Jacob Zuma is not that sort of man. His only consistent claim to being “presidential” appears to be the fact that he happens to be President. There may of course be all sorts of examples of his effective leadership within the ANC, but on those questions I must defer to the likes of Stephen Grootes. The average citizen sees little of that, while seeing numerous examples of hypersensitivity to criticism, ineffective and confused moral leadership, and apparent tolerance for mixed signals on corruption and on the appropriate deployment of state resources.
This year has been a particularly bad one for Zuma’s reputation, and he seems intent on closing the year with some textbook examples of bigmanism in his lawsuits against Jonathan Shapiro (for the “rape of justice” cartoon) and Daryl Peense (for spilling a drink on – or trying to throw a drink at – his person).
February was perhaps his most uncomfortable month. It started with Babygate, where the public learnt about Zuma and Sonono Khoza’s love-child – and soon thereafter were reassured that it was no love-child after all, but that he was instead married to Khoza. Fortunately, this confusing and morally ambiguous situation (which was none of our business, according to Zuma’s statement on February 3) was clarified by God, speaking through Ray McCauley and the National Interfaith Leadership Council. “Faith dictated that he [JZ] be absolved”, and we should “leave this episode behind us, regrettable as it is, and move on as a nation”.
And so we did. We moved on to hearing from Presidential spokesperson Vincent Magwenya that the dissatisfaction felt by some South Africans on the Government’s response to crime “has no basis in fact” – while Jacob Zuma’s security detail showed us just how committed they were to rooting out crime by putting a bag over Chumani Maxwele’s head, driving him to a police station, and interrogating him as to which side of the fence he was on at Polokwane, where the populist JZ dethroned the philosopher king Mbeki.
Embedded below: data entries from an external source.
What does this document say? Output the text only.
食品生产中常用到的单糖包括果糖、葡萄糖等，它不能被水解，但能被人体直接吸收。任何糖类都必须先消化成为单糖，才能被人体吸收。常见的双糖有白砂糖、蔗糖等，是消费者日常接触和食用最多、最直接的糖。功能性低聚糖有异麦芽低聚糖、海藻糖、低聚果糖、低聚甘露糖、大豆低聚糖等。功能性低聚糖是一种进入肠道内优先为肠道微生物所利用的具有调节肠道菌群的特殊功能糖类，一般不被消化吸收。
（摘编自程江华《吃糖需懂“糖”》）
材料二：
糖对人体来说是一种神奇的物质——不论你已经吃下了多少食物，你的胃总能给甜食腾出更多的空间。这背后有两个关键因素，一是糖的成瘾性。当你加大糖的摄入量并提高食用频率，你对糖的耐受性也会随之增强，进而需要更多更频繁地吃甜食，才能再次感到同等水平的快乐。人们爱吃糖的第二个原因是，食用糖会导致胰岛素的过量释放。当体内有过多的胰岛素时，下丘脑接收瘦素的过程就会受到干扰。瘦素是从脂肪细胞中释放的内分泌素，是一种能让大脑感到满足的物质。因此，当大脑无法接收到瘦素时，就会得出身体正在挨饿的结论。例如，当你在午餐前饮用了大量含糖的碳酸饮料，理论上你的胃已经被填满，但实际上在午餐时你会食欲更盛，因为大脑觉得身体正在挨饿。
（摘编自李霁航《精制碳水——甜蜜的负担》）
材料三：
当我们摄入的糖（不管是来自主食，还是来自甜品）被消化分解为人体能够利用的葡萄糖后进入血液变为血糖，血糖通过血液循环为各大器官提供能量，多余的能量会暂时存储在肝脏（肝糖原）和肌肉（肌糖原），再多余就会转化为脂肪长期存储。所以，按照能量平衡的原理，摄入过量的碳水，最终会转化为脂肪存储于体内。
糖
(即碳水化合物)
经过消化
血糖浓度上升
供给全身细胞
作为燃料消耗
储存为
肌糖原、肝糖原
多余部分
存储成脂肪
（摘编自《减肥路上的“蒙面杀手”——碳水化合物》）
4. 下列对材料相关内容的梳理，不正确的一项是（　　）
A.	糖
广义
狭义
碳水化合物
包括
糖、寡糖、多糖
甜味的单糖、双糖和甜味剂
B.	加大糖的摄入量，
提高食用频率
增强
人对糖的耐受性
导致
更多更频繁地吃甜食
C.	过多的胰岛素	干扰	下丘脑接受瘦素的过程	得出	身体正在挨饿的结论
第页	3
Fortunately for Maxwele, he could at least report that he was an ANC member, and thereby save himself from the waterboarding and fingernail extraction that might have befallen him if he had confessed to supporting one of the opposition parties. But his support for the ruling party could not save him from interrogation, nor from the day he spent in a prison cell and the raiding of his house by plain-clothes police officers, who went through his personal diaries and university notebooks looking for incriminating details.
All of this happened because Maxwele allegedly showed the blue-light convoy the finger as it drove by (although Maxwele claims that he just “waved them away”). This response to perceived criticism is deeply troubling, as it demonstrates a lack of commitment to free speech, and to allowing dissent from the “official” view. And seeing as the official view seems to tolerate homophobia (not only in the form of Jon Quelane, ambassador to Uganda, but also in our endorsement of the UN decision to remove sexual orientation from a list of unacceptable forms of discrimination), it seems entirely appropriate for the criticism to continue in 2011 and beyond.
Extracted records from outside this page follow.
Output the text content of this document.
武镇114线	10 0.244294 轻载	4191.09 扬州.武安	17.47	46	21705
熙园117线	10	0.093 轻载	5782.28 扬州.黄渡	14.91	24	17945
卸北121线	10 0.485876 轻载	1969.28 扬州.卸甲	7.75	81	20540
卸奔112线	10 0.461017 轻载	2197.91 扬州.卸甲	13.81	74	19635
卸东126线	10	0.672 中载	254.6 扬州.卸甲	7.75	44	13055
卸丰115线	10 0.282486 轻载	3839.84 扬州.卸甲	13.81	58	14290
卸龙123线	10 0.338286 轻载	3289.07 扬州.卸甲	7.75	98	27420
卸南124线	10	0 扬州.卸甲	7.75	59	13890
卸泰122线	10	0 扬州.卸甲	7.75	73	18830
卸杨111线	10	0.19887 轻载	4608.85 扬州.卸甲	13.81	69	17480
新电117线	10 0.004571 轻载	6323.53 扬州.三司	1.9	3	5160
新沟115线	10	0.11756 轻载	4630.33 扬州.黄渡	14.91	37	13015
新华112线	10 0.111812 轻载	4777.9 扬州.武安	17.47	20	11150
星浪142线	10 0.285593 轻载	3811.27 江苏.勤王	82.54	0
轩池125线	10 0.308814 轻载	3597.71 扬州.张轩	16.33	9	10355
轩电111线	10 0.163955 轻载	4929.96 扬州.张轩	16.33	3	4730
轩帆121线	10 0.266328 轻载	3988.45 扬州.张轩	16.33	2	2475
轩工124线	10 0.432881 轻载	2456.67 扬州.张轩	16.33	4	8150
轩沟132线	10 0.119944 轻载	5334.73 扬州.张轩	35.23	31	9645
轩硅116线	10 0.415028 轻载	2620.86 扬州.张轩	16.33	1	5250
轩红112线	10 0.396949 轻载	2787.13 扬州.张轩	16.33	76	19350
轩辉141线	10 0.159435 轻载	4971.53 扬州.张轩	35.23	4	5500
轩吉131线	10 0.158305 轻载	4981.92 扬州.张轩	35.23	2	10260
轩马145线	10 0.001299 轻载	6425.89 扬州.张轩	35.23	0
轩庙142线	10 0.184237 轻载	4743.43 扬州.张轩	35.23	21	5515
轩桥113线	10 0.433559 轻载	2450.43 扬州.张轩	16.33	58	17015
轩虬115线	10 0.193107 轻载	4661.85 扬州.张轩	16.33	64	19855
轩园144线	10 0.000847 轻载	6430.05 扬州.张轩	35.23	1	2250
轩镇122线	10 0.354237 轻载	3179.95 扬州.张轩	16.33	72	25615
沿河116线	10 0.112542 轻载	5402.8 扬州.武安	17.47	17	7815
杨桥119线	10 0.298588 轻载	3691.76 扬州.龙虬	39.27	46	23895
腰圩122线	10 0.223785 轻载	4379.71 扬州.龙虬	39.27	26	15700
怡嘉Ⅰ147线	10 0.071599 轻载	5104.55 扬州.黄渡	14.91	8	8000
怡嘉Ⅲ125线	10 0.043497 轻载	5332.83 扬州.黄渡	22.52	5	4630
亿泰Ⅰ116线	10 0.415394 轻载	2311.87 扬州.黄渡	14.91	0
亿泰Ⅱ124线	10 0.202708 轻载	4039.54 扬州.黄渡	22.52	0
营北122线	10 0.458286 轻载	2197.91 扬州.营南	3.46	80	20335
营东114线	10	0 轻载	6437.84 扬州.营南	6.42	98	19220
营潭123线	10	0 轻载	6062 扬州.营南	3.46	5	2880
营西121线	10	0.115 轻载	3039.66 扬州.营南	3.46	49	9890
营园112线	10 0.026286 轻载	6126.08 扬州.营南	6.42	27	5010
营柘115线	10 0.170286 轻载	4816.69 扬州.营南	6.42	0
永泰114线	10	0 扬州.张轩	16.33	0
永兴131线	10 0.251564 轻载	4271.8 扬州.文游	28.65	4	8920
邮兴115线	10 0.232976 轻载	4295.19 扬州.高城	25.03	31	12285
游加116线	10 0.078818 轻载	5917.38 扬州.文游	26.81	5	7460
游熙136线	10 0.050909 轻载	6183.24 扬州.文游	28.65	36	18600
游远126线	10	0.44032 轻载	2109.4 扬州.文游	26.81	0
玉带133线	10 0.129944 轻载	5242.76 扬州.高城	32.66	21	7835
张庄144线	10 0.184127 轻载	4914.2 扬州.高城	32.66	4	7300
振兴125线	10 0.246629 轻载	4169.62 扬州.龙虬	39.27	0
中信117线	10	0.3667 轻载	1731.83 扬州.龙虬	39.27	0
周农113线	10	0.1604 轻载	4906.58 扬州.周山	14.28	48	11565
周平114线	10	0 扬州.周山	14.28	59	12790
The upcoming court cases should provide ample opportunity for this, and if you’re doing the whole Christmas thing, I can think of no better gift for Zuma – and your fellow South Africans – than that you keep on trying to remind our leaders that there are real problems to address, and that some of the battles Zuma and others fight in court don’t merit anyone’s attention, let alone the hundreds of thousands of Rands they are likely to cost in court.
Daryl Peense may well have tried to throw a drink at Zuma, although it’s worth noting that according to Times Live, the chairperson of Gold Circle Racing said neither he nor Zuma had even noticed – and they had been walking together at the time. And while it’s certainly rude to throw a drink at the President, are columns ridiculing these lawsuits not ruder still? Not every slight to our dignity deserves a legal response, and one would incur fewer slights to one’s dignity by choosing to act in a dignified manner, ignoring things that frankly are not worthy of your attention.
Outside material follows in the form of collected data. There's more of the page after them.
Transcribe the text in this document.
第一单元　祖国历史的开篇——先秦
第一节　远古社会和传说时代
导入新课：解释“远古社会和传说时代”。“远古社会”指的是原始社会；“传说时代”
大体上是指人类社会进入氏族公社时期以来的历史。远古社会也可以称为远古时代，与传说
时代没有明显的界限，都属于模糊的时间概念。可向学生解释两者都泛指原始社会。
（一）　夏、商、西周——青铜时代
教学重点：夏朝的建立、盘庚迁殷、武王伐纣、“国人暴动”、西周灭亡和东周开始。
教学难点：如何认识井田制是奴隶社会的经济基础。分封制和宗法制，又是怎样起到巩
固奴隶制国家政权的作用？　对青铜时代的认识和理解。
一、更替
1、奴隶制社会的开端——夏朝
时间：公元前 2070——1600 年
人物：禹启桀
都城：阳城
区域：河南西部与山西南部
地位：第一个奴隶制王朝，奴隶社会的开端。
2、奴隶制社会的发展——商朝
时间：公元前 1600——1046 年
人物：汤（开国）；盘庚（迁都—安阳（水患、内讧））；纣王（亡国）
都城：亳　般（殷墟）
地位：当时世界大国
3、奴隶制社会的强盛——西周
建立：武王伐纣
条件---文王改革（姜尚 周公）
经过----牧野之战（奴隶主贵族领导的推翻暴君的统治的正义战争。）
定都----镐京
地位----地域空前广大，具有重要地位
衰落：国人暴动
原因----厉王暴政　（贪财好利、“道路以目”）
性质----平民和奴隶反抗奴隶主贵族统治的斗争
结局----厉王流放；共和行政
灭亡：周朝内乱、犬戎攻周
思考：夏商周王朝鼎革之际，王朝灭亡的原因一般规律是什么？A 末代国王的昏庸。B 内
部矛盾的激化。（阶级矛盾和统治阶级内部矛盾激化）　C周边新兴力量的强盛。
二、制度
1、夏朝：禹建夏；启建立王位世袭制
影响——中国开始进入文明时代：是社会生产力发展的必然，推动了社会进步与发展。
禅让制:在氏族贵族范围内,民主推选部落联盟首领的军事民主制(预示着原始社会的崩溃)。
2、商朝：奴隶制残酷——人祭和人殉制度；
Likewise with the Shapiro cartoon depicting Zuma’s rape of Lady Justice which has led to a R5-million lawsuit – the 11th lawsuit for defamation that Zuma has lodged against South African media houses. Of course it is uncomfortable for Zuma to be reminded of the rape accusations and trial of 2005/2006, but the cartoon could just as easily be read as “a metaphor for how he dodged the day in court on corruption charges he had once ardently wished for”, as Hartley points out.
It is on these interpretive possibilities that much satire relies, and it is on the possibility of risky and sometimes provocative satire that no small portion of our faith in press freedom rests. Readers of the Daily Maverick need no reminder of how vital press freedom itself is, and it is difficult to see a lawsuit like this one as anything other than an attempt to “whip up popular sentiment against the commercial media”, as Grootes argued last week.
Instead of responding with lawsuits, spilled drinks and satirical cartoons provide an opportunity for Zuma and the ANC to demonstrate that South Africa does not conform to the stereotype of “just another country in Africa”, where the spectres of thug rule, cronyism and a lack of respect for free speech and democratic processes come easily to mind. This means accepting criticism, no matter how robust, within the bounds set by laws around things like hate speech and defamation.
As Hartley points out, it was after the publication of the cartoon in question that Zuma went on to become President, so a claim of reputational damage is going to be rather difficult to prove. Zuma certainly has a reputation for various things, but that reputation is largely a consequence of his own choices. Attempting to shift the blame is both cowardly, and un-presidential.
Merry Christmas, Mr. President. And the same goes for you, Jacob Zuma.